Flagler citizen says
Pathetic, they should all hang their heads!
What kind of society have we become when we take away the pride of people willing and wanting to work hard to fulfill their life’s with being productive members of our neighborhood.
A better idea would be for the school board (and all elected officials) to look at a top heavy administration with outrageous salaries and made up positions for political paybacks! How about that!!
Any if you have the guts?
Anon says
The same society that says we must pay for the schooling and care of illegals before taking care of our veterans and those so deserving of this program that is being slashed. Thanks Liberals.
Rain says
Correct me if I am wrong but didn’t the County find money, and lots of it, to help renovate the old courthouse and now there is no money for this program. This is horrible. They seem to be able to find money when they want to.
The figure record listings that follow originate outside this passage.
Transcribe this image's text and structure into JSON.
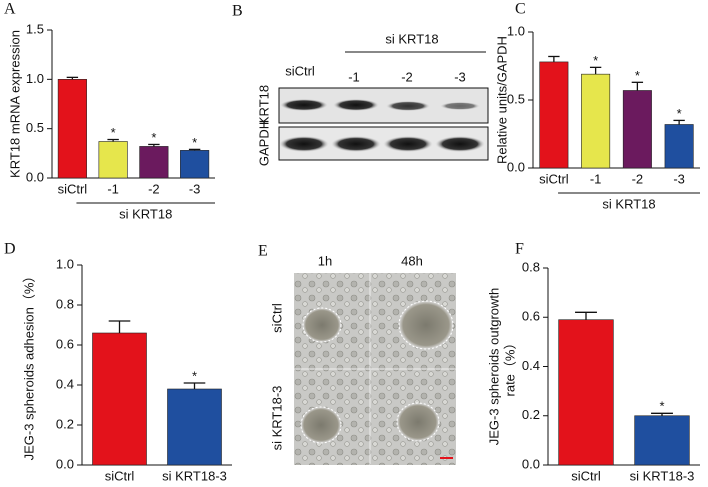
{
  "chart_data": [
    {
      "type": "bar",
      "panel": "A",
      "ylabel": [
        "KRT18 mRNA expression"
      ],
      "categories": [
        "siCtrl",
        "-1",
        "-2",
        "-3"
      ],
      "group_label": "si KRT18",
      "values": [
        1.0,
        0.37,
        0.32,
        0.28
      ],
      "errors": [
        0.02,
        0.02,
        0.02,
        0.01
      ],
      "sig_labels": [
        null,
        "*",
        "*",
        "*"
      ],
      "colors": [
        "#e3121b",
        "#e6e64c",
        "#6b1a5e",
        "#1f4f9f"
      ],
      "ylim": [
        0,
        1.5
      ],
      "yticks": [
        {
          "value": 0,
          "label": "0.0"
        },
        0.5,
        {
          "value": 1,
          "label": "1.0"
        },
        1.5
      ]
    },
    {
      "type": "bar",
      "panel": "C",
      "ylabel": [
        "Relative units/GAPDH"
      ],
      "categories": [
        "siCtrl",
        "-1",
        "-2",
        "-3"
      ],
      "group_label": "si KRT18",
      "values": [
        0.78,
        0.69,
        0.57,
        0.32
      ],
      "errors": [
        0.04,
        0.05,
        0.06,
        0.03
      ],
      "sig_labels": [
        null,
        "*",
        "*",
        "*"
      ],
      "colors": [
        "#e3121b",
        "#e6e64c",
        "#6b1a5e",
        "#1f4f9f"
      ],
      "ylim": [
        0,
        1.0
      ],
      "yticks": [
        {
          "value": 0,
          "label": "0.0"
        },
        0.5,
        {
          "value": 1,
          "label": "1.0"
        }
      ]
    },
    {
      "type": "bar",
      "panel": "D",
      "ylabel": [
        "JEG-3 spheroids adhesion（%）"
      ],
      "categories": [
        "siCtrl",
        "si KRT18-3"
      ],
      "values": [
        0.66,
        0.38
      ],
      "errors": [
        0.06,
        0.03
      ],
      "sig_labels": [
        null,
        "*"
      ],
      "colors": [
        "#e3121b",
        "#1f4f9f"
      ],
      "ylim": [
        0,
        1.0
      ],
      "yticks": [
        {
          "value": 0,
          "label": "0.0"
        },
        0.2,
        0.4,
        0.6,
        0.8,
        {
          "value": 1,
          "label": "1.0"
        }
      ]
    },
    {
      "type": "bar",
      "panel": "F",
      "ylabel": [
        "JEG-3 spheroids outgrowth",
        "rate（%）"
      ],
      "categories": [
        "siCtrl",
        "si KRT18-3"
      ],
      "values": [
        0.59,
        0.2
      ],
      "errors": [
        0.03,
        0.01
      ],
      "sig_labels": [
        null,
        "*"
      ],
      "colors": [
        "#e3121b",
        "#1f4f9f"
      ],
      "ylim": [
        0,
        0.8
      ],
      "yticks": [
        {
          "value": 0,
          "label": "0.0"
        },
        0.2,
        0.4,
        0.6,
        0.8
      ]
    }
  ],
  "blot": {
    "panel": "B",
    "control": "siCtrl",
    "group_label": "si KRT18",
    "lanes": [
      "-1",
      "-2",
      "-3"
    ],
    "rows": [
      "KRT18",
      "GAPDH"
    ]
  },
  "micrograph": {
    "panel": "E",
    "columns": [
      "1h",
      "48h"
    ],
    "rows": [
      "siCtrl",
      "si KRT18-3"
    ]
  }
}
Perhaps if a family member of their’s was in the program money would magically appear!
YankeeExPat says
“The Legislature and Gov. Rick Scott combined to slash millions of dollars out of the state’s budget for disabilities program last spring.”
Compassionate conservatism at work again!
KB63 says
[Selected as the Comment of the Day in the Daily Briefing.–FL]
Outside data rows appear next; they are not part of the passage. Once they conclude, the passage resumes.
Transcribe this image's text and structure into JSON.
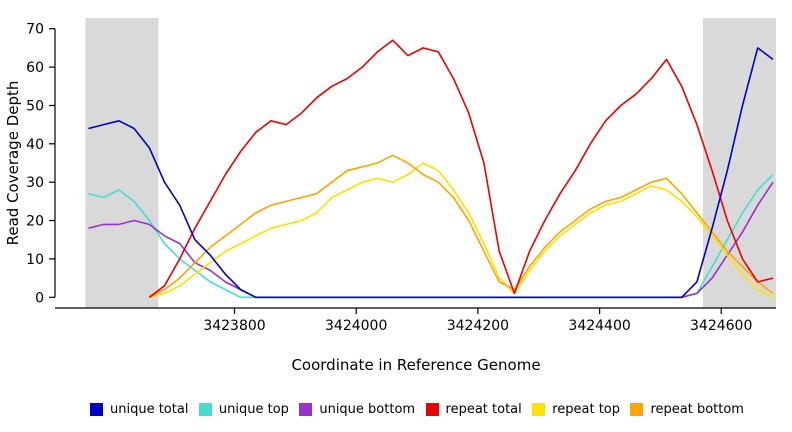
{
  "chart_data": {
    "type": "line",
    "xlabel": "Coordinate in Reference Genome",
    "ylabel": "Read Coverage Depth",
    "x_axis_range": [
      3423505,
      3424690
    ],
    "ylim": [
      0,
      70
    ],
    "x_ticks": [
      3423800,
      3424000,
      3424200,
      3424400,
      3424600
    ],
    "y_ticks": [
      0,
      10,
      20,
      30,
      40,
      50,
      60,
      70
    ],
    "grid": false,
    "legend_position": "bottom",
    "shade_color": "#d9d9d9",
    "shaded_regions": [
      [
        3423555,
        3423675
      ],
      [
        3424570,
        3424690
      ]
    ],
    "series": [
      {
        "name": "unique total",
        "color": "#0000cd",
        "x_start": 3423560,
        "x_step": 25,
        "values": [
          44,
          45,
          46,
          44,
          39,
          30,
          24,
          15,
          11,
          6,
          2,
          0,
          0,
          0,
          0,
          0,
          0,
          0,
          0,
          0,
          0,
          0,
          0,
          0,
          0,
          0,
          0,
          0,
          0,
          0,
          0,
          0,
          0,
          0,
          0,
          0,
          0,
          0,
          0,
          0,
          4,
          18,
          33,
          50,
          65,
          62
        ]
      },
      {
        "name": "unique top",
        "color": "#40e0d0",
        "x_start": 3423560,
        "x_step": 25,
        "values": [
          27,
          26,
          28,
          25,
          20,
          14,
          10,
          7,
          4,
          2,
          0,
          0,
          0,
          0,
          0,
          0,
          0,
          0,
          0,
          0,
          0,
          0,
          0,
          0,
          0,
          0,
          0,
          0,
          0,
          0,
          0,
          0,
          0,
          0,
          0,
          0,
          0,
          0,
          0,
          0,
          1,
          8,
          15,
          22,
          28,
          32
        ]
      },
      {
        "name": "unique bottom",
        "color": "#9932cc",
        "x_start": 3423560,
        "x_step": 25,
        "values": [
          18,
          19,
          19,
          20,
          19,
          16,
          14,
          9,
          7,
          4,
          2,
          0,
          0,
          0,
          0,
          0,
          0,
          0,
          0,
          0,
          0,
          0,
          0,
          0,
          0,
          0,
          0,
          0,
          0,
          0,
          0,
          0,
          0,
          0,
          0,
          0,
          0,
          0,
          0,
          0,
          1,
          5,
          11,
          17,
          24,
          30
        ]
      },
      {
        "name": "repeat total",
        "color": "#ee0000",
        "x_start": 3423660,
        "x_step": 25,
        "values": [
          0,
          3,
          10,
          18,
          25,
          32,
          38,
          43,
          46,
          45,
          48,
          52,
          55,
          57,
          60,
          64,
          67,
          63,
          65,
          64,
          57,
          48,
          35,
          12,
          1,
          12,
          20,
          27,
          33,
          40,
          46,
          50,
          53,
          57,
          62,
          55,
          45,
          33,
          20,
          10,
          4,
          5
        ]
      },
      {
        "name": "repeat top",
        "color": "#ffe100",
        "x_start": 3423660,
        "x_step": 25,
        "values": [
          0,
          1,
          3,
          6,
          9,
          12,
          14,
          16,
          18,
          19,
          20,
          22,
          26,
          28,
          30,
          31,
          30,
          32,
          35,
          33,
          28,
          22,
          14,
          5,
          1,
          7,
          12,
          16,
          19,
          22,
          24,
          25,
          27,
          29,
          28,
          25,
          21,
          16,
          11,
          6,
          2,
          0
        ]
      },
      {
        "name": "repeat bottom",
        "color": "#ffa500",
        "x_start": 3423660,
        "x_step": 25,
        "values": [
          0,
          2,
          5,
          9,
          13,
          16,
          19,
          22,
          24,
          25,
          26,
          27,
          30,
          33,
          34,
          35,
          37,
          35,
          32,
          30,
          26,
          20,
          12,
          4,
          2,
          8,
          13,
          17,
          20,
          23,
          25,
          26,
          28,
          30,
          31,
          27,
          22,
          17,
          12,
          8,
          4,
          1
        ]
      }
    ]
  }
}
Time for Flagler County & the City of Palm Coast to step up & help out here – find money! (you do for everything else when you want to) These are your citizens. These are the people that need the most help. Once again our most vulnerable have things taken away. This is going to hurt these families in so many ways. Shame on the State of Florida. It just keeps going from bad to worse.
confidential says
The County Commissioners allow their Manager Coffey to fly in and dine and wine these extreme export millionaires with our taxes and also offer them $55,000 of our hard earned taxes for bringing their venues to damage our preserves but denied funding to our citizens with disability programs? They use our taxes to benefit their political buddies and not to pay the services we are all supposed receive!.
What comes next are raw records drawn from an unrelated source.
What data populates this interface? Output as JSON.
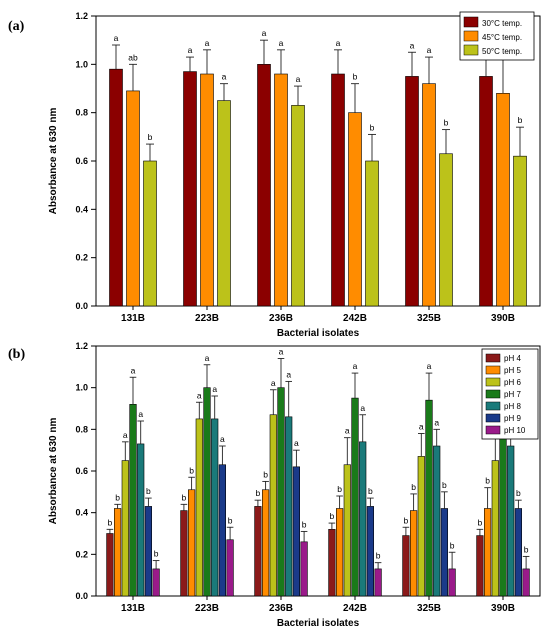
{
  "chart_data": [
    {
      "panel_label": "(a)",
      "type": "bar",
      "xlabel": "Bacterial isolates",
      "ylabel": "Absorbance at 630 nm",
      "ylim": [
        0,
        1.2
      ],
      "yticks": [
        "0.0",
        "0.2",
        "0.4",
        "0.6",
        "0.8",
        "1.0",
        "1.2"
      ],
      "categories": [
        "131B",
        "223B",
        "236B",
        "242B",
        "325B",
        "390B"
      ],
      "legend_position": "top-right",
      "grid": false,
      "series": [
        {
          "name": "30°C temp.",
          "color": "#8b0000",
          "values": [
            0.98,
            0.97,
            1.0,
            0.96,
            0.95,
            0.95
          ],
          "errors": [
            0.1,
            0.06,
            0.1,
            0.1,
            0.1,
            0.11
          ],
          "letters": [
            "a",
            "a",
            "a",
            "a",
            "a",
            "a"
          ]
        },
        {
          "name": "45°C temp.",
          "color": "#ff8c00",
          "values": [
            0.89,
            0.96,
            0.96,
            0.8,
            0.92,
            0.88
          ],
          "errors": [
            0.11,
            0.1,
            0.1,
            0.12,
            0.11,
            0.14
          ],
          "letters": [
            "ab",
            "a",
            "a",
            "b",
            "a",
            "a"
          ]
        },
        {
          "name": "50°C temp.",
          "color": "#bcc21a",
          "values": [
            0.6,
            0.85,
            0.83,
            0.6,
            0.63,
            0.62
          ],
          "errors": [
            0.07,
            0.07,
            0.08,
            0.11,
            0.1,
            0.12
          ],
          "letters": [
            "b",
            "a",
            "a",
            "b",
            "b",
            "b"
          ]
        }
      ]
    },
    {
      "panel_label": "(b)",
      "type": "bar",
      "xlabel": "Bacterial isolates",
      "ylabel": "Absorbance at 630 nm",
      "ylim": [
        0,
        1.2
      ],
      "yticks": [
        "0.0",
        "0.2",
        "0.4",
        "0.6",
        "0.8",
        "1.0",
        "1.2"
      ],
      "categories": [
        "131B",
        "223B",
        "236B",
        "242B",
        "325B",
        "390B"
      ],
      "legend_position": "top-right",
      "grid": false,
      "series": [
        {
          "name": "pH 4",
          "color": "#8b1a1a",
          "values": [
            0.3,
            0.41,
            0.43,
            0.32,
            0.29,
            0.29
          ],
          "errors": [
            0.02,
            0.03,
            0.03,
            0.03,
            0.04,
            0.03
          ],
          "letters": [
            "b",
            "b",
            "b",
            "b",
            "b",
            "b"
          ]
        },
        {
          "name": "pH 5",
          "color": "#ff8c00",
          "values": [
            0.42,
            0.51,
            0.51,
            0.42,
            0.41,
            0.42
          ],
          "errors": [
            0.02,
            0.06,
            0.04,
            0.06,
            0.08,
            0.1
          ],
          "letters": [
            "b",
            "b",
            "b",
            "b",
            "b",
            "b"
          ]
        },
        {
          "name": "pH 6",
          "color": "#bcc21a",
          "values": [
            0.65,
            0.85,
            0.87,
            0.63,
            0.67,
            0.65
          ],
          "errors": [
            0.09,
            0.08,
            0.12,
            0.13,
            0.11,
            0.12
          ],
          "letters": [
            "a",
            "a",
            "a",
            "a",
            "a",
            "a"
          ]
        },
        {
          "name": "pH 7",
          "color": "#1a7a1a",
          "values": [
            0.92,
            1.0,
            1.0,
            0.95,
            0.94,
            0.93
          ],
          "errors": [
            0.13,
            0.11,
            0.14,
            0.12,
            0.13,
            0.1
          ],
          "letters": [
            "a",
            "a",
            "a",
            "a",
            "a",
            "a"
          ]
        },
        {
          "name": "pH 8",
          "color": "#1a7a7a",
          "values": [
            0.73,
            0.85,
            0.86,
            0.74,
            0.72,
            0.72
          ],
          "errors": [
            0.11,
            0.11,
            0.17,
            0.13,
            0.08,
            0.07
          ],
          "letters": [
            "a",
            "a",
            "a",
            "a",
            "a",
            "a"
          ]
        },
        {
          "name": "pH 9",
          "color": "#1a3a8a",
          "values": [
            0.43,
            0.63,
            0.62,
            0.43,
            0.42,
            0.42
          ],
          "errors": [
            0.04,
            0.09,
            0.08,
            0.04,
            0.08,
            0.04
          ],
          "letters": [
            "b",
            "a",
            "a",
            "b",
            "b",
            "b"
          ]
        },
        {
          "name": "pH 10",
          "color": "#9a1a8a",
          "values": [
            0.13,
            0.27,
            0.26,
            0.13,
            0.13,
            0.13
          ],
          "errors": [
            0.04,
            0.06,
            0.05,
            0.03,
            0.08,
            0.06
          ],
          "letters": [
            "b",
            "b",
            "b",
            "b",
            "b",
            "b"
          ]
        }
      ]
    }
  ]
}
Same with the school board in the past they purchase the 1 Corporate Plaza using our taxes for worthless real estate investments and now try to unload it at a big loss (of our taxes) and also hire a new public information administrator for over $70,000 but refuse to contribute to the education for job placement to the disable? Cut the useless administrative waste and not the programs to serve the very taxpayers that pay for it!
Knightwatch says
Another conservative budget cut to those of little political consequence or influence. Maybe Trump will fix this. I’m sure the disabled adults just love him.
Sherry E says
Typical slash and burn from our “Tea Party” Conservative Governor and legislature. Certainly NOT the liberals. . . this has absolutely NOTHING to do with Veterans or immigrants!
Yeah right. . . require funding cuts, but then let the highly paid administrators decide where to cut. Those people are NEVER going to cut their own pay, much less their own jobs. Therefore we are left with massive cuts in vitally needed services, yet the bureaucracy always, always survives!
What completely twisted, heartless people running our state. . . Why, Oh why do our citizens continue to elect such soulless idiots?